Despite these tactical failures, KGB efforts were strategically successful. Through a constellation of Soviet front groups in Western countries, it promoted the message that Chernobyl could happen anywhere, even the United States. The disaster was the inevitable result of all nuclear power. KGB messaging was recycled and amplified by Western “useful idiots” — the KGB’s term — in Soviet-front “peace” organizations and groups like the Campaign for Nuclear Disarmament.
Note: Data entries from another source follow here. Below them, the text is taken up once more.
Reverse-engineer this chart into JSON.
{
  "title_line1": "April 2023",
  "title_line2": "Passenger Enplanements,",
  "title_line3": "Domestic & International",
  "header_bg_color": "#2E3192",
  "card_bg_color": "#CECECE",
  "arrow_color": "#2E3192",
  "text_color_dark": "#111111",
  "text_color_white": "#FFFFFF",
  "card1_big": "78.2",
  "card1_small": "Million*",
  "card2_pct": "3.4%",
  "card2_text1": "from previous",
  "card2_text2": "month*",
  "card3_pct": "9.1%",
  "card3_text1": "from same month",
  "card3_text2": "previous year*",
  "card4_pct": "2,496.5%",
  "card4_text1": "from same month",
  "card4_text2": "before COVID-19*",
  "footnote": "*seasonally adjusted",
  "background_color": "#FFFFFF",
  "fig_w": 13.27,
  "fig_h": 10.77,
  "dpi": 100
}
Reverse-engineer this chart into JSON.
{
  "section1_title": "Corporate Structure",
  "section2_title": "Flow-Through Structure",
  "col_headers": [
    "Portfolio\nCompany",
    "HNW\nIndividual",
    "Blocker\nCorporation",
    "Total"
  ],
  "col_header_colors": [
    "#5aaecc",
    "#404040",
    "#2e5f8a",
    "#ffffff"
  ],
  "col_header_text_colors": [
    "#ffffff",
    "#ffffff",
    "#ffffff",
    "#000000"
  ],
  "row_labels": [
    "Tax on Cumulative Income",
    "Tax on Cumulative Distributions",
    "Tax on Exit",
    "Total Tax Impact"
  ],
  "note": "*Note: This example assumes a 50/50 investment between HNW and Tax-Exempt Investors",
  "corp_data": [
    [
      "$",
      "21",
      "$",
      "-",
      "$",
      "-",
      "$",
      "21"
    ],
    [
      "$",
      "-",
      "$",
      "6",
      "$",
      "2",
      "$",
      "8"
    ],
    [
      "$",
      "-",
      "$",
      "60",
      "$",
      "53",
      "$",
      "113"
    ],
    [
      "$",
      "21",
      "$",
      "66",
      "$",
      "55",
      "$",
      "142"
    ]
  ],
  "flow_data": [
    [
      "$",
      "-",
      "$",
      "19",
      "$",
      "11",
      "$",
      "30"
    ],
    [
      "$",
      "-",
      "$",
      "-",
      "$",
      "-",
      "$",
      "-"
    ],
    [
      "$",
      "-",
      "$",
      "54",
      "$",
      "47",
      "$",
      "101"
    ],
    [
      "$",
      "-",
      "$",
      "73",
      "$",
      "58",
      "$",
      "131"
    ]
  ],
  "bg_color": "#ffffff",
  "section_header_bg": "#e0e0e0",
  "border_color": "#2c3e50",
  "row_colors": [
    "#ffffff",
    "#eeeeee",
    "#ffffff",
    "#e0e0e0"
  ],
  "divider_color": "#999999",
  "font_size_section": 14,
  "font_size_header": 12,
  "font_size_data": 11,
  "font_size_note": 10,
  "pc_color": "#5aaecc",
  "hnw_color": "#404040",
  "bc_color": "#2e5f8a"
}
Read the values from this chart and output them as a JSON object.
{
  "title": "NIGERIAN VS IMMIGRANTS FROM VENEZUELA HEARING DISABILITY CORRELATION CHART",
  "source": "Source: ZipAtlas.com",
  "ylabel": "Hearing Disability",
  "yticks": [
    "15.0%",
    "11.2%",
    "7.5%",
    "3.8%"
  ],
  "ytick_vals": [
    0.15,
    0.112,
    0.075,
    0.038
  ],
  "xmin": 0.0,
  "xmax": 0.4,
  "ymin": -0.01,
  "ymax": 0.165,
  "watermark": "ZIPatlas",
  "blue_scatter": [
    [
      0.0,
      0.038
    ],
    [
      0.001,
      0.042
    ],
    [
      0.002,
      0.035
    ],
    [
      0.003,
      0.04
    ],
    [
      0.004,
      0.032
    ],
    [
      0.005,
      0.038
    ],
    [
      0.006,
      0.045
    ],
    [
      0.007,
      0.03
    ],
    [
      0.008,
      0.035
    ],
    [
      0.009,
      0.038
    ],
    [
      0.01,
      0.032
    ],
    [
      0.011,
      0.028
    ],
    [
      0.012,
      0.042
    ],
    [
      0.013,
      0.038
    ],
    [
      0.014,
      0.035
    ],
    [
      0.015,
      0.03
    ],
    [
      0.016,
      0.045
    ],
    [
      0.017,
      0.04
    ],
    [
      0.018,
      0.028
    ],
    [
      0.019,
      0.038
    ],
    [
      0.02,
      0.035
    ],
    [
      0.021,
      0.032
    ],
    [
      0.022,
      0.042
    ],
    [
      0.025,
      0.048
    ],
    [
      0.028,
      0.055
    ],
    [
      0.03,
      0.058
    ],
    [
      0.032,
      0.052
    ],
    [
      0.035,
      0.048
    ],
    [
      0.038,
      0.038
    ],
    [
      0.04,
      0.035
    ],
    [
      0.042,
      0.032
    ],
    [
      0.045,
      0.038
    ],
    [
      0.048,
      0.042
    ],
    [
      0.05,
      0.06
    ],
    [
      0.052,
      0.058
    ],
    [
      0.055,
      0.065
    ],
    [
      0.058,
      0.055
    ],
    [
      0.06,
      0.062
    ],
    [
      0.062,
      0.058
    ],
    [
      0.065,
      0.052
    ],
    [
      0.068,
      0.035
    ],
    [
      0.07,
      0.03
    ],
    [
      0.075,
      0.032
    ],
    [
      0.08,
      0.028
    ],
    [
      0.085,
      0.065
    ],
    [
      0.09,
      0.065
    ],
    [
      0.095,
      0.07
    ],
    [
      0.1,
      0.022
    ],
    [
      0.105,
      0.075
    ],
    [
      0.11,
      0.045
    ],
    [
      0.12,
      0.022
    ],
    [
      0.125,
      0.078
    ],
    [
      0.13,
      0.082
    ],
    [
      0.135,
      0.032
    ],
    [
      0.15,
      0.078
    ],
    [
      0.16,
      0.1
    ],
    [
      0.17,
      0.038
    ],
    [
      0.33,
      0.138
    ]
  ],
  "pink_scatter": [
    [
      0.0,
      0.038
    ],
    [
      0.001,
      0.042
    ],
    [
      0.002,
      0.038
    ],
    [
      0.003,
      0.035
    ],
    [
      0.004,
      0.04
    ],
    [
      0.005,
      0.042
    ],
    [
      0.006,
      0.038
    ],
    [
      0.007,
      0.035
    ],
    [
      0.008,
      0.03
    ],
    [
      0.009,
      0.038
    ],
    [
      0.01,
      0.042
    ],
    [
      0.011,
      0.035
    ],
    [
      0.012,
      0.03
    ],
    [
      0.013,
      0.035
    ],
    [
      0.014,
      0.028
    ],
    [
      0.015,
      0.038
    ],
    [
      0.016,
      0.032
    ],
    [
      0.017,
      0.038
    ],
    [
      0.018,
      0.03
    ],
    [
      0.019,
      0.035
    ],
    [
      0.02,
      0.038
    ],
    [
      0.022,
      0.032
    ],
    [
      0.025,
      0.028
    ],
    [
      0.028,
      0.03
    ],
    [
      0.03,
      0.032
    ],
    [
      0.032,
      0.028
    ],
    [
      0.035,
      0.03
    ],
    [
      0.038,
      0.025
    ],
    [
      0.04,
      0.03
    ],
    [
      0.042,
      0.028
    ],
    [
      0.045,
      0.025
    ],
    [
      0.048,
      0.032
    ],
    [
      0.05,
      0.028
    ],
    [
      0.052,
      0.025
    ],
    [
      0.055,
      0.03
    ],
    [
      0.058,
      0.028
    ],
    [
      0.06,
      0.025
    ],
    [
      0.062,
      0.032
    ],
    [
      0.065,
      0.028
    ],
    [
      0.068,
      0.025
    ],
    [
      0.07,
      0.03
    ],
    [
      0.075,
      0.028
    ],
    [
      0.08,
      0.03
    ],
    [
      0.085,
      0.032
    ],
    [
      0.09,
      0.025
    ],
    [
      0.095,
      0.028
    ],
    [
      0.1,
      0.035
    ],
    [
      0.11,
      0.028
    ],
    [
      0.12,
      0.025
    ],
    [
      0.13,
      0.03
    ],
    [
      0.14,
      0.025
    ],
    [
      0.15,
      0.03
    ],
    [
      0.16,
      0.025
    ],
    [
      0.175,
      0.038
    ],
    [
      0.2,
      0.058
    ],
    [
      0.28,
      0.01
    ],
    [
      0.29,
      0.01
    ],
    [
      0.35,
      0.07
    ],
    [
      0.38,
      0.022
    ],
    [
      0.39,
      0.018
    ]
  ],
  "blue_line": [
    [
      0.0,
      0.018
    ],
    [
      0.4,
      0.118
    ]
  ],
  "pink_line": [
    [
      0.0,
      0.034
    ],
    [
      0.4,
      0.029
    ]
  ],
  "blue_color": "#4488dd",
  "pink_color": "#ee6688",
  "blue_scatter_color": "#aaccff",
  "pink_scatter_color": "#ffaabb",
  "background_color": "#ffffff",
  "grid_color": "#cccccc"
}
With KGB help, “Chernobyl” became a byword for the problems of nuclear power generally, not lethal Soviet mismanagement.

Since the end of the Cold War, Russia’s intelligence services have deployed similar tradecraft to protect its reputation and discredit the United States. This is unsurprising given that Russia’s leader, Vladimir Putin, a former KGB officer, graduated from the KGB’s training school, the Andropov Institute, where recruits were instructed in active measures. Modernizing old KGB tradecraft for the digital age, Russian operatives have again created disinformation about disinformation, posting forged documents to discredit U.S. officials like Robert S. Mueller III who investigate Russian hacking and disinformation. As with Chernobyl, Russia’s recent efforts were exposed through careful U.S. intelligence forensic work.

The history of Soviet disinformation in the later Cold War provides lessons for how best to counter similar efforts, whether China’s attempts to salvage its reputation amid the coronavirus pandemic, Russia’s aim to interfere in another U.S. presidential election or efforts by Russia, China and Iran to fan the flames of racial division in the United States.

The most effective disinformation is inflicted by Western societies on themselves, true believers willing to amplify falsehoods. The year before Chernobyl, CIA officials testified before Congress about the nature of Soviet active measures. Robert Gates, future CIA director and defense secretary, explained that exposure was the best strategy to defeat disinformation. When probed by a senator about the actual threat Soviet active measures posed, Gates said they were mostly a nuisance and generally did not pose a strategic threat to the United States. However, Gates warned, “in a close election or legislative battle, they could spell the difference.”

The senator asking questions about Kremlin disinformation was Joe Biden. His presidential campaign today should heed the same principles that he identified then about countering disinformation. Then, as now, light is its best disinfectant.

Today’s social media landscape makes it quicker, easier and cheaper to spread disinformation than the KGB ever could. Unlike the past, today’s White House has also itself learned the power of misinformation, with President Trump regularly tweeting about conspiracy theories and unproven medical treatments and castigating journalists for asking hard-hitting questions. Disinfecting light needs to be cast not only on China’s coronavirus disinformation, but also on America’s own catastrophic virus meltdown.